È un intervento a metà tra la lezione di semiotica e il seminario sulle tecniche di propaganda quello di Raffaele Rio, presidente di Demoskopika, che è tra gli organizzatori della due giorni di “Accademia della Democrazia” di Vico Equense.
Tratta di tecniche di linguaggio, che categorizza con nomi evocativi come “politichese”, “burocratese”, l’infido “paraculismo”, ma anche di attitudini: “il tecnico”, “il politico affetto dalla sindrome di Grimilde”, “il politico in stile Cetto Laqualunque”. Soprattutto il personaggio inventato dal comico Antonio Albanese ricorre più volte come esempio, negativo ma piuttosto realistico, del declino che il lessico politico sta palesando negli ultimi anni. Si passa dalle grandi promesse basate sui desideri più comuni dell’elettorato, alle fantasiose e arzigogolate costruzioni fraseologiche di chi ha fatto della perifrasi l’arma più efficace di tautologia, fino ad arrivare alle sottigliezze più specifiche possibile che lasciano nell’aria una serie di respiri profondi sconcertati e sguardi confusi. Ma, attenzione, non bisogna illudersi che tutto ciò sia casuale perché sarebbe ingenuo.
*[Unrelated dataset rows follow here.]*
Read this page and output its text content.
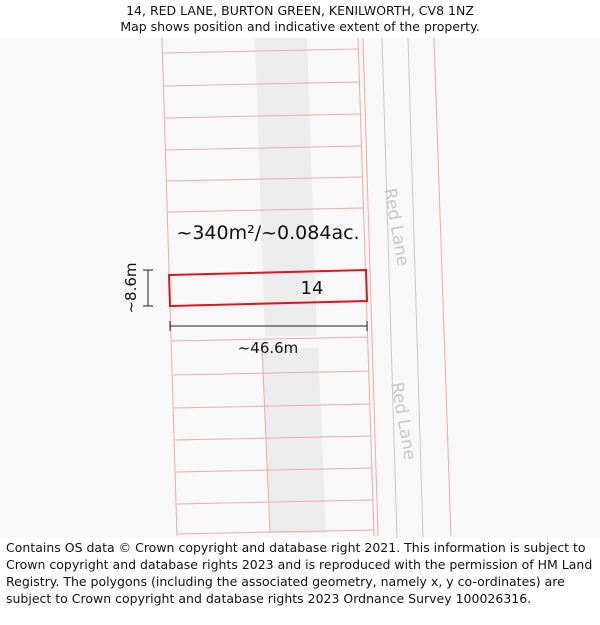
14, RED LANE, BURTON GREEN, KENILWORTH, CV8 1NZ
Map shows position and indicative extent of the property.
14
~340m²/~0.084ac.
~8.6m
~46.6m
Red Lane
Red Lane
Contains OS data © Crown copyright and database right 2021. This information is subject to Crown copyright and database rights 2023 and is reproduced with the permission of HM Land Registry. The polygons (including the associated geometry, namely x, y co-ordinates) are subject to Crown copyright and database rights 2023 Ordnance Survey 100026316.
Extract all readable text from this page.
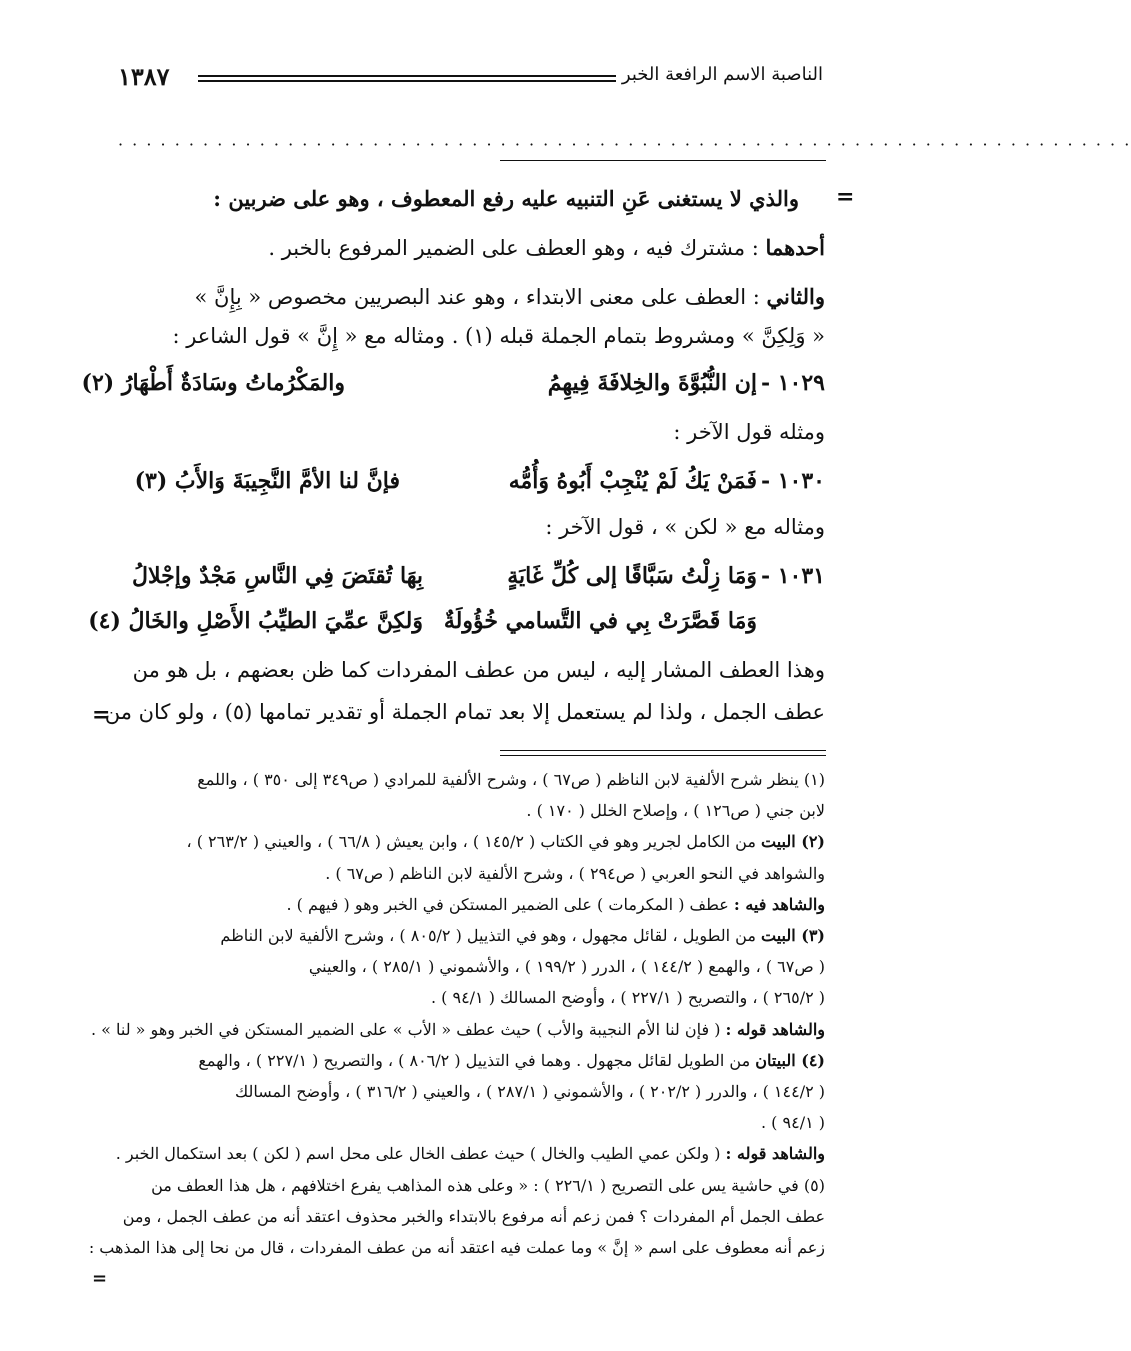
١٣٨٧	الناصبة الاسم الرافعة الخبر
· · · · · · · · · · · · · · · · · · · · · · · · · · · · · · · · · · · · · · · · · · · · · · · · · · · · · · · · · · · · · · · · · · · · · · · ·
=
والذي لا يستغنى عَنِ التنبيه عليه رفع المعطوف ، وهو على ضربين :
أحدهما : مشترك فيه ، وهو العطف على الضمير المرفوع بالخبر .
والثاني : العطف على معنى الابتداء ، وهو عند البصريين مخصوص « بِإِنَّ »
« وَلِكِنَّ » ومشروط بتمام الجملة قبله (١) . ومثاله مع « إِنَّ » قول الشاعر :
١٠٢٩ -
إن النُّبُوَّةَ والخِلافَةَ فِيهِمُ
والمَكْرُماتُ وسَادَةٌ أَطْهَارُ (٢)
ومثله قول الآخر :
١٠٣٠ -
فَمَنْ يَكُ لَمْ يُنْجِبْ أَبُوهُ وَأُمُّه
فإنَّ لنا الأمَّ النَّجِيبَةَ وَالأَبُ (٣)
ومثاله مع « لكن » ، قول الآخر :
١٠٣١ -
وَمَا زِلْتُ سَبَّاقًا إلى كُلِّ غَايَةٍ
بِهَا تُقتَضَ فِي النَّاسِ مَجْدٌ وإجْلالُ
وَمَا قَصَّرَتْ بِي في التَّسامي خُؤُولَةٌ
وَلكِنَّ عمِّيَ الطيِّبُ الأَصْلِ والخَالُ (٤)
وهذا العطف المشار إليه ، ليس من عطف المفردات كما ظن بعضهم ، بل هو من
عطف الجمل ، ولذا لم يستعمل إلا بعد تمام الجملة أو تقدير تمامها (٥) ، ولو كان من
=
(١) ينظر شرح الألفية لابن الناظم ( ص٦٧ ) ، وشرح الألفية للمرادي ( ص٣٤٩ إلى ٣٥٠ ) ، واللمع
لابن جني ( ص١٢٦ ) ، وإصلاح الخلل ( ١٧٠ ) .
(٢) البيت من الكامل لجرير وهو في الكتاب ( ١٤٥/٢ ) ، وابن يعيش ( ٦٦/٨ ) ، والعيني ( ٢٦٣/٢ ) ،
والشواهد في النحو العربي ( ص٢٩٤ ) ، وشرح الألفية لابن الناظم ( ص٦٧ ) .
والشاهد فيه : عطف ( المكرمات ) على الضمير المستكن في الخبر وهو ( فيهم ) .
(٣) البيت من الطويل ، لقائل مجهول ، وهو في التذييل ( ٨٠٥/٢ ) ، وشرح الألفية لابن الناظم
( ص٦٧ ) ، والهمع ( ١٤٤/٢ ) ، الدرر ( ١٩٩/٢ ) ، والأشموني ( ٢٨٥/١ ) ، والعيني
( ٢٦٥/٢ ) ، والتصريح ( ٢٢٧/١ ) ، وأوضح المسالك ( ٩٤/١ ) .
والشاهد قوله : ( فإن لنا الأم النجيبة والأب ) حيث عطف « الأب » على الضمير المستكن في الخبر وهو « لنا » .
(٤) البيتان من الطويل لقائل مجهول . وهما في التذييل ( ٨٠٦/٢ ) ، والتصريح ( ٢٢٧/١ ) ، والهمع
( ١٤٤/٢ ) ، والدرر ( ٢٠٢/٢ ) ، والأشموني ( ٢٨٧/١ ) ، والعيني ( ٣١٦/٢ ) ، وأوضح المسالك
( ٩٤/١ ) .
والشاهد قوله : ( ولكن عمي الطيب والخال ) حيث عطف الخال على محل اسم ( لكن ) بعد استكمال الخبر .
(٥) في حاشية يس على التصريح ( ٢٢٦/١ ) : « وعلى هذه المذاهب يفرع اختلافهم ، هل هذا العطف من
عطف الجمل أم المفردات ؟ فمن زعم أنه مرفوع بالابتداء والخبر محذوف اعتقد أنه من عطف الجمل ، ومن
زعم أنه معطوف على اسم « إنَّ » وما عملت فيه اعتقد أنه من عطف المفردات ، قال من نحا إلى هذا المذهب :
=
Rio propone una serie di esempi reali e ben selezionati di molte situazioni emblematiche le quali, prese singolarmente, fanno sorridere due volte. Una prima, più spontanea, con la punta di orgoglio che si manifesta sempre quando sentiamo di aver smascherato un inganno; una seconda, più amara, quando ci rendiamo conto di esser stati, anche noi, un po’ presi in giro. È la grandezza della retorica, tramandata fin dai greci e classificata nel medioevo tra le tre arti liberali, insieme a grammatica e la dialettica (che si distingue dalla prima perché volta a dimostrare e non a persuadere) che, sotto spoglie telematiche, si ripropone nella comunicazione politica e istituzionale contemporanea. Purtroppo, i nostri retori attuali non si preoccupano tanto dell’effettiva efficacia delle proprie azioni politiche quanto della propria immagine. “Sono affetti dalla Sindrome di Grimilde, come la strega di Biancaneve si interrogano (e interrogano la propria rete di contatti e sostenitori) costantemente su di sé”. È un continuo susseguirsi di momenti autobiografici, nei quali il leader carismatico cerca plebisciti d’immagine, bagni di folla digitale che commenta, condivide, rilancia, alimentando così il traffico di messaggi e di visibilità di un politico piuttosto che di un altro.
In una ricostruzione per ideal-tipi si passa dal berlusconismo al “puro tecnico” di Monti, alla personalizzazione totalizzante di Renzi, la prima di questo stampo nel nostro Paese, che raggiunge il suo apice con il referendum del 4 dicembre 2016: “nel quale, essenzialmente, il leader sposta il quesito referendario dall’argomento reale alla sua persona, un po’ come se sulla scheda ci fosse stato scritto: volete me o no?” spiega Rio. Poi il modello cambia e si settorializza: c’è quello della Piattaforma Rousseau, che dichiara obsoleto ogni avversario proponendosi come l’unica alternativa di buon senso (e onesta) e il modello Lega 2.0 su scala nazionale, che mette da parte l’odio verso il Meridione e la voglia di secessione in nome di un volto più rassicurante personificato da Matteo Salvini.
Come destreggiarsi in questa lunga teoria di varianti linguistiche, lessicali e stilistiche? Per Rio la soluzione si trova nella fusione tra due modi di approcciare la gestione della Cosa Pubblica: il Politico e il Tecnico. Dalla loro fusione equilibrata dovrebbe nascere il “Poli-Tecnico”, una figura competente ma capace di essere recepita chiaramente dal pubblico, in grado di trovare risposte adeguate a problemi complessi senza rifugiarsi nelle ambiguità del linguaggio ma portando avanti una visione concreta e fattiva dell’azione politica.